Helen nodded. She glanced down at Mike and he gave her a reassuring smile. ‘Do just like he says, honey. Don’t worry about a thing; it’s going to be all right.’ He reached out and squeezed her hand gently.

‘All right, all right, that’s enough.’ The boy jerked his thumb back at the exit door. ‘Get out there and remember what I told you.’ He backed slowly away from Ricardo, swinging his gun back and forth to keep both pilots covered.
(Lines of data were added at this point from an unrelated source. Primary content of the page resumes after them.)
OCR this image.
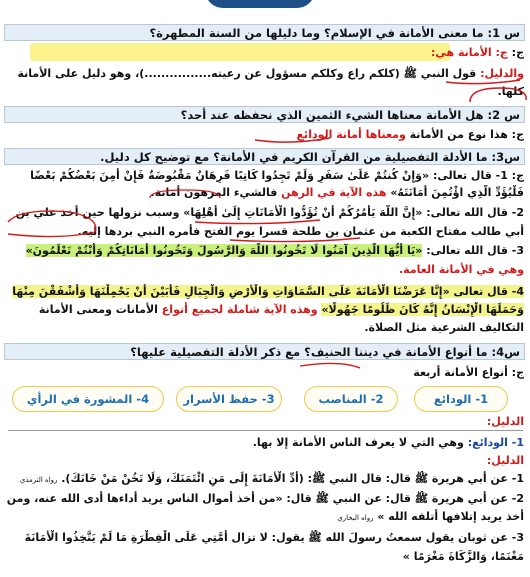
س 1: ما معنى الأمانة في الإسلام؟ وما دليلها من السنة المطهرة؟
ج: ج: الأمانة هي:
والدليل: قول النبي ﷺ (كلكم راع وكلكم مسؤول عن رعيته................)، وهو دليل على الأمانة
كلها.
س 2: هل الأمانة معناها الشيء الثمين الذي نحفظه عند أحد؟
ج: هذا نوع من الأمانة ومعناها أمانة الودائع
س3: ما الأدلة التفصيلية من القرآن الكريم في الأمانة؟ مع توضيح كل دليل.
ج: 1- قال تعالى: «وَإِنْ كُنتُمْ عَلَىٰ سَفَرٍ وَلَمْ تَجِدُوا كَاتِبًا فَرِهَانٌ مَقْبُوضَةٌ فَإِنْ أَمِنَ بَعْضُكُمْ بَعْضًا
فَلْيُؤَدِّ الَّذِي اؤْتُمِنَ أَمَانَتَهُ» هذه الآية في الرهن فالشيء المرهون أمانة.
2- قال الله تعالى: «إِنَّ اللَّهَ يَأْمُرُكُمْ أَنْ تُؤَدُّوا الْأَمَانَاتِ إِلَىٰ أَهْلِهَا» وسبب نزولها حين أخذ علي بن
أبي طالب مفتاح الكعبة من عثمان بن طلحة قسرا يوم الفتح فأمره النبي بردها إليه.
3- قال الله تعالى: «يَا أَيُّهَا الَّذِينَ آمَنُوا لَا تَخُونُوا اللَّهَ وَالرَّسُولَ وَتَخُونُوا أَمَانَاتِكُمْ وَأَنْتُمْ تَعْلَمُونَ»
وهي في الأمانة العامة.
4- قال تعالى «إِنَّا عَرَضْنَا الْأَمَانَةَ عَلَى السَّمَاوَاتِ وَالْأَرْضِ وَالْجِبَالِ فَأَبَيْنَ أَنْ يَحْمِلْنَهَا وَأَشْفَقْنَ مِنْهَا
وَحَمَلَهَا الْإِنْسَانُ إِنَّهُ كَانَ ظَلُومًا جَهُولًا» وهذه الآية شاملة لجميع أنواع الأمانات ومعنى الأمانة
التكاليف الشرعية مثل الصلاة.
س4: ما أنواع الأمانة في ديننا الحنيف؟ مع ذكر الأدلة التفصيلية عليها؟
ج: أنواع الأمانة أربعة
1- الودائع
2- المناصب
3- حفظ الأسرار
4- المشورة في الرأي
الدليل:
1- الودائع: وهي التي لا يعرف الناس الأمانة إلا بها.
الدليل:
1- عن أبي هريرة ﷺ قال: قال النبي ﷺ: (أَدِّ الْأَمَانَةَ إِلَى مَنِ ائْتَمَنَكَ، وَلَا تَخُنْ مَنْ خَانَكَ). رواه الترمذي
2- عن أبي هريرة ﷺ قال: عن النبي ﷺ قال: «من أخذ أموال الناس يريد أداءها أدى الله عنه، ومن
أخذ يريد إتلافها أتلفه الله » رواه البخاري
3- عن ثوبان يقول سمعتُ رسولَ الله ﷺ يقول: لا تزال أُمَّتِي عَلَى الْفِطْرَةِ مَا لَمْ يَتَّخِذُوا الْأَمَانَةَ
مَغْنَمًا، وَالزَّكَاةَ مَغْرَمًا »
When his back was against the wall, he reached out his left hand and opened the door so that he was hidden behind it. Then, with an abrupt flick of his head, he signalled Helen to go out.

‘Pretty girl,’ the boy observed casually as he slipped the door’s heavy bolt into place. ‘You guys use your heads and she’ll stay that way. We don’t want to have to kill anybody, we just need the plane.’

‘I take it you’ve got fuel at this strip of yours,’ said Mike. ‘This thing won’t be much use to you without it.’

‘Sure, we got fuel.’

‘What do you want the plane for?’

‘That’s our business.’

‘Uh huh.’ Mike turned around to the boy. ‘And what about us … the passengers and the crew? You really trying to tell me that you plan to let us go after we land?’

‘Sure, why not?’

‘It just doesn’t seem very likely, that’s all. We’ll know where your base is; we’ll be able to recognize members of whatever tinpot political group you belong to. Seems to me that out there in all that jungle … well, I figure it’ll just be a case of a few more unmarked graves.’

The boy laughed harshly. ‘Well, I guess I really don’t know what the plans are about that. But I think you’d better start hoping that the people I work with are in a good mood when we arrive. Right now, all I want you to do, is fly.’ He moved across and prodded Mike roughly with the gun barrel. ‘You think you can do that?’

Mike leaned forward slightly to peer down at the stock of the shotgun tucked away between his feet. He licked his lips. ‘Oh yes,’ he murmured softly. ‘I think I can do that.’